Which, naturally, is when my birth family decided it was time to snatch me and trigger my final instar, something they said would elevate me to the position of cuckoo queen. Remember that whole "actually a giant wasp" thing I mentioned? Turns out we're hive insects, and our origins have more bearing on our modern biology than I had ever guessed. Certain things need a queen, and thanks to events beyond my control, I was primed to take the crown.
They wired me up like an explosive charge made of telepathic power and psychic potential, then pointed me at the foundations of the world and set the timer. And that would have been the end of it-where, by "it," I mean "reality as humanity fundamentally understands it"—if not for my cousins. Artie and Antimony managed to follow me to the place where the cuckoos planned to blast their way out of our universe and into the next one, bringing a half-trained sorcerer and a surprisingly helpful cuckoo in their wake. Working with James and Mark—one of the cuckoos who'd originally abducted me, who had changed sides for reasons no one had bothered explaining—they were able to disrupt the cuckoos long enough for me to seize control of the monster equation that was trying to use me to come into the world.

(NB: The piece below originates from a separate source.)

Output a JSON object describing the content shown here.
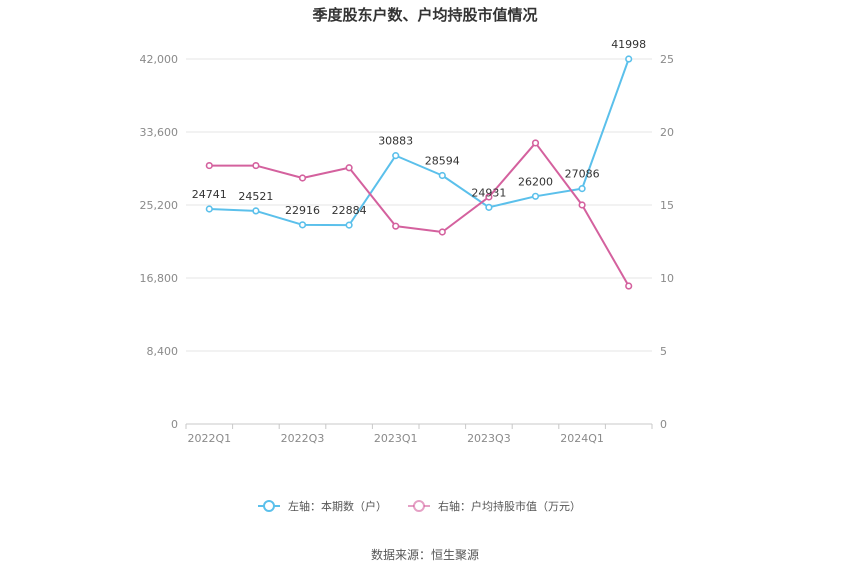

It was math. I can do math. Math and I are good buddies. It was evil math, which was a bit more of a concern, and it was math that needed a lot of processing space to complete safely. More importantly in the moment, it was math that wanted to devour my mind and would have happily done so if I hadn't found a way to offload some of it to the brains around me, using their physical structures like data storage banks to give me the extra space I needed.
It was a pragmatic decision, made in the heat of the moment, and without it, I wouldn't have survived. There's a solid chance the world wouldn't have survived either. But nothing comes without cost. I learned that a long time ago. And right now, the cost was waking up tied to a chair while my allies surrounded me and radiated distrust.
Annie, my cousin, who had been the youngest when I joined the family and had thus accepted me with the least amount of fuss, never batting an eye at my biological differences or deviations from anything resembling "the norm," glared at me. Her expression was a mystery. Her emotions were not. She was hating me so hard that it was like a floodlight, painting the room in shades of hostility.
"What did you do, cuckoo?" she demanded. "Where are we?"
And that, in a very concrete way, is where our story begins.